O delegado da Polícia Federal, Raul Alexandre Sousa, que comandou a Operação
Vegas, garantiu que não foi encontrado durante a investigação nenhum indício que
sugerisse relações indevidas entre jornalistas com a equipe de Cachoeira,
segundo publicou a Folha de S.Paulo. Já o delegado Raul Marques, em
sessão secreta da CPI, insistiu que a relação entre o redator-chefe de Veja
e o contraventor era a de um jornalista e sua fonte de informações.
Como se mencionou nesta coluna há duas semanas, a profissão do jornalista
também é regida por um código de ética. E em seu artigo 6, este código afirma
ser dever do jornalista “Parágrafo 7 — Combater e denunciar todas as formas de
corrupção, em especial quando exercidas com o objetivo de controlar a
informação”.
Não consta que Policarpo Júnior tenha usado de subterfúgios condenados pelo
Código de Ética, como “valer-se da condição de jornalista para obter vantagens
pessoais” (artigo 7, parágrafo 9); “divulgar informações obtidas de maneira
inadequada, por exemplo, com o uso de identidades falsas, câmeras escondidas ou
microfones ocultos” (artigo 11, parágrafo 3).
Coisa que não pode alegar o incauto governador do Rio, aquele do baile dos
guardanapos. Na semana passada, o deputado Cândido Vaccarezza (PT-SP) foi
flagrado enviado uma mensagem prometendo a ele “blindagem”, na CPI em andamento.

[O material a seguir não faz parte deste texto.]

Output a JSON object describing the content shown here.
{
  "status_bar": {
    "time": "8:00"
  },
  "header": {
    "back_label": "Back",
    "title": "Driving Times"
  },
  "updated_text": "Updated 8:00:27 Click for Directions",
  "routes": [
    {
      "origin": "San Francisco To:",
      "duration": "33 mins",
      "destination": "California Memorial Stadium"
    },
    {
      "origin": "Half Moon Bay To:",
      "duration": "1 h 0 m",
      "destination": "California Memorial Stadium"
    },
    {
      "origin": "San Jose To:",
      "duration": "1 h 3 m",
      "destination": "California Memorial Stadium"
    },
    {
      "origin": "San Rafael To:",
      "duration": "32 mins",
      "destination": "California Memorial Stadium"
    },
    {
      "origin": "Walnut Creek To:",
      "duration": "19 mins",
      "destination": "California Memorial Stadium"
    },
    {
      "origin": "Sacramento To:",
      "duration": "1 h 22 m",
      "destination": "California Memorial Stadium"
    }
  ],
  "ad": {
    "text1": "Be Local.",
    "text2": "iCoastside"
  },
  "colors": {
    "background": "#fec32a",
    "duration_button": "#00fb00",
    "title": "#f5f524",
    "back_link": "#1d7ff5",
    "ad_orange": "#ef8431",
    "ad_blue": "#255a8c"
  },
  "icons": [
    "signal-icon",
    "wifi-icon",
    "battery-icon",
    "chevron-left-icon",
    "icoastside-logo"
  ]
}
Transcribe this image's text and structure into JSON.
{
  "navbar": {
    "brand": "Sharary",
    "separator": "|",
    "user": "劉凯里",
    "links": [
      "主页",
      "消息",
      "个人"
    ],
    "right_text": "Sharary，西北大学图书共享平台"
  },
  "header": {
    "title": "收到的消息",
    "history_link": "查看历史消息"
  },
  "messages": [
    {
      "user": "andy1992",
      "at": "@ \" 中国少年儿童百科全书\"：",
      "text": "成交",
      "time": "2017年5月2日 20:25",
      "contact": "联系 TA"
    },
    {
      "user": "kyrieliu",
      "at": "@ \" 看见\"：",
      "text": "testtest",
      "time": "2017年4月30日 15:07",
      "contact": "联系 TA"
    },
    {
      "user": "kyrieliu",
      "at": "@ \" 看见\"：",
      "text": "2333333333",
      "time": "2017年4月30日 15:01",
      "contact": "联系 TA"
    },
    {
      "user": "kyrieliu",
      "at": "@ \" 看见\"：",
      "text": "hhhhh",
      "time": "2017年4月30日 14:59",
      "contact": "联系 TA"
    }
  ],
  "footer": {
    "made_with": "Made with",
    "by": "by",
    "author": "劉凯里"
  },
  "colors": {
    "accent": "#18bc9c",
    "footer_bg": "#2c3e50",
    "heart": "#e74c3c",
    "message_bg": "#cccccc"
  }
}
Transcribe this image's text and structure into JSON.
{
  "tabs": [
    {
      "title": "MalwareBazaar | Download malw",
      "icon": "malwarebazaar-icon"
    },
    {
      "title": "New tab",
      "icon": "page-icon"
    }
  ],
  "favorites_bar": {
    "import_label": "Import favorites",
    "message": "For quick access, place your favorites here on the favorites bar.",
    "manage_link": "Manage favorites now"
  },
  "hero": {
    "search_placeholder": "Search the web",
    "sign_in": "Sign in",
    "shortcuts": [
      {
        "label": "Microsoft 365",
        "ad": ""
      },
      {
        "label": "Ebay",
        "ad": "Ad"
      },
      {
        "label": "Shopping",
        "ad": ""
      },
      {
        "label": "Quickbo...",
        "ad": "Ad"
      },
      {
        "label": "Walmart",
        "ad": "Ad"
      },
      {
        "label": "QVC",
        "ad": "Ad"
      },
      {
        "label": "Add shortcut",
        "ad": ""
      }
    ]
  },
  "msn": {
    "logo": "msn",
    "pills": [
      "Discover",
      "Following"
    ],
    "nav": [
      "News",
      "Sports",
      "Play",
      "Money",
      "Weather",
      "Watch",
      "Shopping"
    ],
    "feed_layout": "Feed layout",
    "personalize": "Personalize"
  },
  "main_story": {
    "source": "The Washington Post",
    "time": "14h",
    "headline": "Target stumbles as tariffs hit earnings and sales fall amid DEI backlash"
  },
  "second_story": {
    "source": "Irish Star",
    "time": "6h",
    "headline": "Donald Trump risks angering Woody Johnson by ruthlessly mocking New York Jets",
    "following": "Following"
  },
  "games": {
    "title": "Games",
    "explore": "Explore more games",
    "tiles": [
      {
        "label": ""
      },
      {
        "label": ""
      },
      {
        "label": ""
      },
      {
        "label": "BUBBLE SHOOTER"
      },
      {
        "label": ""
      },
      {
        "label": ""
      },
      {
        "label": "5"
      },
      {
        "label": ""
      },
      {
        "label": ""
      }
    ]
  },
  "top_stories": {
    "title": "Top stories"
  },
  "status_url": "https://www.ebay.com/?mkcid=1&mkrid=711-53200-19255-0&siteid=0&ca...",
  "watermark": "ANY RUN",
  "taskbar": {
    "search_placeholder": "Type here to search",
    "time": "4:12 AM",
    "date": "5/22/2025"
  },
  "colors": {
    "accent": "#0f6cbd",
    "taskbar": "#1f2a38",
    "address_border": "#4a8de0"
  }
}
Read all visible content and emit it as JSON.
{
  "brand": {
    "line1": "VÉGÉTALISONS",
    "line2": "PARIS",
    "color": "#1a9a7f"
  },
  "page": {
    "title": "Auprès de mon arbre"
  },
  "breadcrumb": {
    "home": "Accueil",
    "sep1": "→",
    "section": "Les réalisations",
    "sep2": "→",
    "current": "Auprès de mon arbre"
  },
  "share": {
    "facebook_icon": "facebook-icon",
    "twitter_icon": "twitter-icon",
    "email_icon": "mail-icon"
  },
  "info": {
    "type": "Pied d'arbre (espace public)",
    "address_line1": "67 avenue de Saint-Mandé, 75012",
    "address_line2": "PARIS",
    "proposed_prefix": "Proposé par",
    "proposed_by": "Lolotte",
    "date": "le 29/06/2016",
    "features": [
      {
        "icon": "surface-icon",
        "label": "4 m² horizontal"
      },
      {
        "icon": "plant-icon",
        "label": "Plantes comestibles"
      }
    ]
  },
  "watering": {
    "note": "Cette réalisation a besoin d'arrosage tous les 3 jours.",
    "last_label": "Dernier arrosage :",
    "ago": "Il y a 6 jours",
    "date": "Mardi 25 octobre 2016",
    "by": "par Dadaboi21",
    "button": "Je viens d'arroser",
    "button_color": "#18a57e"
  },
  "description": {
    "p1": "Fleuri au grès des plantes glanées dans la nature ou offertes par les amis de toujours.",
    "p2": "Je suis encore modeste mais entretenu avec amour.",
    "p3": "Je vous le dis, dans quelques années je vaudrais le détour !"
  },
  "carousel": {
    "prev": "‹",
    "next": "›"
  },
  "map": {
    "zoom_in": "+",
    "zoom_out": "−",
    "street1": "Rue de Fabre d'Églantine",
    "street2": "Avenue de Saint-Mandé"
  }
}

Ou seja, alguém está se valendo de sua condição (de deputado) para garantir
vantagens (no caso, ao governador).
Para terminar essa arenga sobre falta de ética, registro a fala do
ex-presidente Lula, que sempre negou saber do mensalão (improbidade
administrativa, por não estar atento às andanças de seus braços direitos). Ao
ser galardoado nesta segunda-feira com o título de cidadão honorário da cidade
de São Paulo, Lula se referiu ao mensalão como “um momento em que tentaram dar
um golpe neste país”. Como disse o ex-procurador-geral da República, Antonio
Fernando Barros e Silva de Souza (que denunciou os diversos membros do governo
Lula envolvidos com o mensalão, grupo por ele chamado de “quadrilha”), “Negar a
existência do mensalão é uma afronta à democracia”. Lula – e com ele o PT –
prefere entender que tudo não passou de uma baita armação da imprensa. Então,
vamos mandar para a fogueira o editor da Veja em Brasília. E não se
fala mais nisso.
Carlos
Costa é jornalista, professor da Faculdade Cásper Líbero e editor da revista
diálogos & debates.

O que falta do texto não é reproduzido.